On ne peut séparer l’une de l’autre les deux premières questions. Le sort de la noblesse russe est étroitement lié à celui des serfs. Il faut donc examiner dans quelles dispositions le gouvernement autocratique rencontre de nos jours ces deux classes, les nobles et les serfs, — à quelles nécessités sociales en un mot le système de Pierre le Grand, continué au XIXe siècle, doit se plier.

Le gouvernement des tsars, soyons juste, a compris que le servage ne pouvait être indéfiniment maintenu en Russie. D’un autre côté, il a dû reconnaître que la suppression immédiate du servage lui créerait une difficulté des plus graves. Ne pouvant recourir aux moyens extrêmes, il est entré dans la voie des palliatifs. Il a donc renoncé à livrer gratuitement, et à titre de largesse, des paysans de la couronne. C’est Catherine qui la première adopta ce principe. Le fantasque Paul s’en écarta, simplement pour contredire sa mère. Alexandre y revint et y resta fidèle, autant par philanthropie que par politique. Nicolas lit de même, et cette double situation du tsarisme — maintenant le servage pour ménager la noblesse, — cherchant ainsi à en préparer la suppression dans l’intérêt de l’aristocratie, — cette situation difficile et périlleuse n’est pas un des traits les moins singuliers de la politique intérieure de la Russie.

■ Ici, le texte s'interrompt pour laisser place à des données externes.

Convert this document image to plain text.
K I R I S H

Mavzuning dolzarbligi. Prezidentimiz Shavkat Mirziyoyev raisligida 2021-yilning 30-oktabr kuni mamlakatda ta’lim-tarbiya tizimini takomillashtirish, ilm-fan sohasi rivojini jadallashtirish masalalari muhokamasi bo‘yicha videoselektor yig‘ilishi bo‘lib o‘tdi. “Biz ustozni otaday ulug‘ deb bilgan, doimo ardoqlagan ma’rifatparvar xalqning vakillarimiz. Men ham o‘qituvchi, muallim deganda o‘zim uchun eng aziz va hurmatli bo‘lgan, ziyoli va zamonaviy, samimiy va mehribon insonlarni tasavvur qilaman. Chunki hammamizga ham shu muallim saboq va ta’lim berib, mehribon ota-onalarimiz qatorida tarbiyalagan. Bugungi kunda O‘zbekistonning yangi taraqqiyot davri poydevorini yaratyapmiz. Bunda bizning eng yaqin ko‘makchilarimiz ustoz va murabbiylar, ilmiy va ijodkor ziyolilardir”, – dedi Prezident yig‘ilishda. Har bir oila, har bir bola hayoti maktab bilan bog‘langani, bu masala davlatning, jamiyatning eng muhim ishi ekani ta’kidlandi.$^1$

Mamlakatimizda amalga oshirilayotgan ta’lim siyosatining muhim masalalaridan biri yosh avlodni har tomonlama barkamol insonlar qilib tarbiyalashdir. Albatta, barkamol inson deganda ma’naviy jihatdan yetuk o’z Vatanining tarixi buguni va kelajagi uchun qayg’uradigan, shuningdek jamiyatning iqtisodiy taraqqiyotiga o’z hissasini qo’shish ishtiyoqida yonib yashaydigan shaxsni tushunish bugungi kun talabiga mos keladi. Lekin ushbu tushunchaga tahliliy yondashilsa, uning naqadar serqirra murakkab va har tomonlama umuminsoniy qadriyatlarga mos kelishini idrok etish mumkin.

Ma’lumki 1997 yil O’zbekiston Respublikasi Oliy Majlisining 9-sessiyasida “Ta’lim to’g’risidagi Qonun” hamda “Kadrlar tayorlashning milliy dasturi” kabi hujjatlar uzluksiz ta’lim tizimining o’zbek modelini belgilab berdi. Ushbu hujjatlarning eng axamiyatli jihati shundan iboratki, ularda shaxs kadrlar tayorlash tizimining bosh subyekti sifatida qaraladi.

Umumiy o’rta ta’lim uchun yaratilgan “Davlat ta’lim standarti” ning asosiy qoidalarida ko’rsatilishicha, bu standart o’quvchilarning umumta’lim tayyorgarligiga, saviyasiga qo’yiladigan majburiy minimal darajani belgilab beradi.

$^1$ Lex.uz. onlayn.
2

La suppression des largesses d’âmes[1] atteignait indirectement la classe noble, accoutumée depuis deux siècles à y trouver une compensation aux effets si pénibles pour elle de la loi de division des héritages. Le morcellement des successions privait en effet la noblesse russe de toute influence héréditaire. La fortune d’un noble

  1. Cette abolition rappelle un peu l’abolition de la traite, comme premier acte d’un système tendant à supprimer complètement l’esclavage.